Pengaruh penduduk di tingkat lokal sangat besar terhadap kapasitas ekonomi yang karenanya mengkondisikan rata-rata pendapatan penduduk yang rendah sehingga tingkat permintaannya secara efektif juga menjadi lemah. Untuk keberlanjutan pembangunan internalnya, fenomena ini sangat berdampak pada dinamika perekonomiannya. Eksistensi infrastrruktur terlalu besar dibandingkan kemampuan produksinya, dan karena pendapatannya yang rendah, maka daya belinya secara agregat menjadi lemah untuk menunjang pembangunan internalnya. Diduga kehadiran infrastruktur wilayah tidak cenderung meningkatkan pelayanan terhadap masyarakat lokal, tetapi berorientasi pada dan mendukung kegiatan investasi besar dari masyarakat di luar wilayah.

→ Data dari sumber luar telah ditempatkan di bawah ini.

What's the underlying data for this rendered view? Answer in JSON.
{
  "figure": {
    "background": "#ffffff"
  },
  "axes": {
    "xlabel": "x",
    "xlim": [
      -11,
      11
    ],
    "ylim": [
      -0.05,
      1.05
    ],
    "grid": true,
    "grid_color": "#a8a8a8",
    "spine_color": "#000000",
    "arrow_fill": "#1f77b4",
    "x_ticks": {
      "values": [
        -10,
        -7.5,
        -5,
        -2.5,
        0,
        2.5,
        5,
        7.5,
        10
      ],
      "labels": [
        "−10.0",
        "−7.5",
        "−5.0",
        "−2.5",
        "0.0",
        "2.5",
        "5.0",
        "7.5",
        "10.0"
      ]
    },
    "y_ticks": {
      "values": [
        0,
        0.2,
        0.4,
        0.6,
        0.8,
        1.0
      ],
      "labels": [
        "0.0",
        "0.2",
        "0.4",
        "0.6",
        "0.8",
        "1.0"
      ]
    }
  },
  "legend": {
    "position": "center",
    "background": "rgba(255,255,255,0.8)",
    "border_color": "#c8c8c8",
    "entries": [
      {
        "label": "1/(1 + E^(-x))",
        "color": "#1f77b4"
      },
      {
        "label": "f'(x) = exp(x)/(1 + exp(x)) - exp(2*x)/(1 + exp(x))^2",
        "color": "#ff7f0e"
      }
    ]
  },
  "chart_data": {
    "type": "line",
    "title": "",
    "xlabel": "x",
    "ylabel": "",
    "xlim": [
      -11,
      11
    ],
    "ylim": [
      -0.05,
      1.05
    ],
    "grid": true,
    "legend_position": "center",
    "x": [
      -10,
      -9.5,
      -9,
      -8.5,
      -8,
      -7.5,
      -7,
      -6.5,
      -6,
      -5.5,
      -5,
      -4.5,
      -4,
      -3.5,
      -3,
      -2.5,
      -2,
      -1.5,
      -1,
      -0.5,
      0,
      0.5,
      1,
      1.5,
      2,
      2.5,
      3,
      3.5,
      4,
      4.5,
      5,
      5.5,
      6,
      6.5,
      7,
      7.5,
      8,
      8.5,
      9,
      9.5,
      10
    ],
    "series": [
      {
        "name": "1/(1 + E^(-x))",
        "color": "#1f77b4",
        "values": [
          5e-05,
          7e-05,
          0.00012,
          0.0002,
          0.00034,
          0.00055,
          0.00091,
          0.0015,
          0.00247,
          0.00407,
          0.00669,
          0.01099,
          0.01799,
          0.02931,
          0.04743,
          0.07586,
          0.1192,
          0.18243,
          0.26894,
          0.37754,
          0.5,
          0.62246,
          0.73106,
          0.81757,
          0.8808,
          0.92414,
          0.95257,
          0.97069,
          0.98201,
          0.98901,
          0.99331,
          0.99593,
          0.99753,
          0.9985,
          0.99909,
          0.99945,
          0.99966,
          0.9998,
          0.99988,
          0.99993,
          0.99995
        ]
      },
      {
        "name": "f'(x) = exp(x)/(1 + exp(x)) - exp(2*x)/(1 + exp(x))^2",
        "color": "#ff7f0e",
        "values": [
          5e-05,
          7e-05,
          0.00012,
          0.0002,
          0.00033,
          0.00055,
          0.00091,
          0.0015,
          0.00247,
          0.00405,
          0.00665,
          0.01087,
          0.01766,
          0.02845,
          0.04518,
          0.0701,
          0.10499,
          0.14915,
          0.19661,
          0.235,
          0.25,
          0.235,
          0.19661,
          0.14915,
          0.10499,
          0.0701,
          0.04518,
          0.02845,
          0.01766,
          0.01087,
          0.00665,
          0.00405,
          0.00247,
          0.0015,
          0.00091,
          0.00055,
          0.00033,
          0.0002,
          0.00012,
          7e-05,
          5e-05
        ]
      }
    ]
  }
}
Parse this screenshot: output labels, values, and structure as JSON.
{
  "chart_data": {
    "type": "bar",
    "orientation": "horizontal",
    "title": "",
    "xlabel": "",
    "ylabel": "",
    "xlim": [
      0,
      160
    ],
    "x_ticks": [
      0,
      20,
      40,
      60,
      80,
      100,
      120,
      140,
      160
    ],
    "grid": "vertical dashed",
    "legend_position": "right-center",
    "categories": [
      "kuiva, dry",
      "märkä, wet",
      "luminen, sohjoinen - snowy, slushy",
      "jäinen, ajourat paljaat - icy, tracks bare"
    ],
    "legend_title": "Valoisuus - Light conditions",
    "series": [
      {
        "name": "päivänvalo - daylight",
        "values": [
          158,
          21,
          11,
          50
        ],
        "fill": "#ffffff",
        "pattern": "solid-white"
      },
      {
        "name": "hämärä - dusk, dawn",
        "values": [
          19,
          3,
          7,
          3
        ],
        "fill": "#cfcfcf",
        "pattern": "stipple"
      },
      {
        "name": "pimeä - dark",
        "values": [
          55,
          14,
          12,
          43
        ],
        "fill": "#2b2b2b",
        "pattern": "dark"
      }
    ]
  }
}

4. Desa pesisir sebagai slowly developing/stagnan region
Sebagai konsekuensi rendahnya kapasitas produksi masyarakat dalam wilayah dan rendahnya eksistensi infrastruktur pelayanan dalam menggerakan perekonomiannya, maka desa-desa pesisir ini masuk dalam klasifikasi tipe wilayah periferi netral (slowly developing/stagnan region). Wilayah ini secara agregat memiliki kesulitan dalam perekonomiannya karena penarikan determinan pembangunan dari luar terlalu kuat, terutama SDA-nya, walaupun sebenarnya terdapat juga penarikan ke dalam dari determinan-determinan tersebut. Disebutkan agregat bermakna : secara keseluruhan desa-desa pesisir ini berada pada posisi yang lemah untuk bersaing dengan desa-desa lain. Diduga daya beli yang lemah ditemukan hampir pada seluruh hinterland karena masih kuatnya perilaku subsistensi masyarakat.
Internal spread effect yang diharapkan bisa menggerakkan pembangunan wilayah, tidak jalan dengan baik karena lebih banyak fenomena backwash effect yang berperan. Hinterland dengan potensi SDM-nya tidak termanfaatkan penuh untuk kegiatan-kegiatan tersebut ekonomi produktif. Mereka ditemukan banyak berada pada kelas pekerja yang menurut ukuran ekonominya berpendapatan rendah. Wilayah ini memiliki sumber daya yang terbatas sementara penduduknya hanya terkonsentrasi pada kegiatan-kegiatan yang berbasis perikanan tradisional.
Berdasarkan karakteristik tersebut, wilayah ini cenderung memiliki perkembangan pembangunan yang lambat, bahkan sering stagnan karena kegiatan ekonomi subsisten lebih dominan di sana. Ketergantungan mereka yang besar terhadap nilai sumber daya yang dimiliki tanpa sentuhan inovasi serta jarak terhadap pasar yang cukup jauh menjadi penyebab utama stagnasi dan lambatnya gerak pembangunan.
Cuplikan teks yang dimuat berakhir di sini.